The Wedding People
- Author: Alison Espach
- Language: English
- Genre: Fiction
- Publisher: Henry Holt & Co.
- Publication date: July 30, 2024
- Publication place: United States
- Pages: 384
- ISBN: 9781250899576

= The Wedding People =

2024 novel by Alison Espach

The Wedding People is a 2024 novel by American writer Alison Espach. It follows an English professor who travels to a luxury hotel to kill herself, but encounters a wedding party she joins instead. The Wedding People was a New York Times bestseller and received critical praise. It was acquired for film adaptation prior to publication, with Will Speck and Josh Gordon named as directors and Nicole Holofcener as writer.

== Plot ==
Midwestern adjunct English professor Phoebe Stone travels to a luxury hotel in Newport, Rhode Island, to enjoy one last night before she plans to commit suicide in face of her stalled career, recent painful divorce, and failed IVF treatment. When she arrives, she finds that the rest of the hotel is filled with a week-long wedding party. She confesses her plans to the bride, Lila, who tries unsuccessfully to talk her out of it. However, while Phoebe begins her attempt by taking her cat's painkillers, she overhears the opening event of the wedding, and realizes that as with the marriage plot novels her scholarship deals with, here she wants to follow the events of the wedding to their conclusion. She vomits up the pills and survives.

Later that night, Phoebe goes to the hotel hot tub where she strikes up a flirtation with a man in the wedding party; emboldened by her brush with death, she tells him, "I want to fuck you", but he is involved with someone else. The next morning, Lila enlists Phoebe to help fill a sailboat when many of the wedding guests are too hungover for the outing. Arriving at the marina Phoebe learns the man from the hot tub was the groom, Gary, who pretends not to know her. Meanwhile, Lila tells the rest of the group that Phoebe is someone she met at the art gallery where she works. They go boating and Phoebe helps Gary's daughter "Juice" hold a funeral at sea for a mechanical toy pet her late mother had given her, echoing the death of Phoebe's own pet just before she left for Rhode Island.

Lila's maid of honor cancels at the last minute, and Lila designates Phoebe as her replacement, having been confiding in Phoebe about her difficulties with other members of the wedding party. Phoebe accepts and continues the wedding events in her new role. After a drunken bachelorette party, Lila confesses to Phoebe that she is attracted to Jim, the brother of Gary's late wife. She concludes she does not want to marry Gary, but the next morning she makes no mention of it. Meanwhile, wedding events and errands continue to put Gary and Phoebe together, and they grow closer.

On the day of the wedding, Lila is unhappy with the car that arrives to take her to the ceremony. She melts down and declares again that she does not want to marry Gary. This time the decision is final and she sends Phoebe to tell the wedding party. The next day, Phoebe and Gary reunite in the hot tub.

== Publication and film adaption ==
Publishing rights in the U.S. were acquired by Henry Holt and Company, while in the United Kingdom and the Commonwealth they were won by Phoenix Books. Prior to its publication, in early 2024, TriStar Pictures acquired rights to a film adaption of the novel, naming Will Speck and Josh Gordon as directors and Nicole Holofcener as writer.
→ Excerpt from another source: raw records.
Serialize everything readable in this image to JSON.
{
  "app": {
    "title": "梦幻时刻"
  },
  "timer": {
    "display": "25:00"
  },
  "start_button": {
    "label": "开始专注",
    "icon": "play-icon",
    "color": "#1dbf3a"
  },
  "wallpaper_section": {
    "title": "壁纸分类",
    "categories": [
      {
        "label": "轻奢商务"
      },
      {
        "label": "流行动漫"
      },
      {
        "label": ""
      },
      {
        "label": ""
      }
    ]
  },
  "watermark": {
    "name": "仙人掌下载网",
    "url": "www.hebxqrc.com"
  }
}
The book was published on July 30, 2024.

== Reception ==
The book received critical praise. Chicago Tribune columnist John Warner found The Wedding People to be a "highly recommended, deeply satisfying read." Ginny Hogan, writing in Literary Hub, praised the novel as one of three recent novels that focus on a "toxic" relationship between female characters. The USA Today reviewer called it "incredibly nuanced and resonant".

A Washington Post review of the audiobook adaption, narrated by Helen Laser, highlighted Laser's versatility in voicing the various characters.

The Wedding People appeared on the New York Times Best Seller list and won the fiction category in the 2024 Goodreads Choice Awards. Time magazine named it one of a hundred "Must-Read" books for that year. Today show host Jenna Bush Hager selected The Wedding People for the show's book club.

The novel was shortlisted for the 'Published Novels' section of the 2025 Comedy Women in Print Prize. It is a finalist for the 2025 Thurber Prize for American Humor.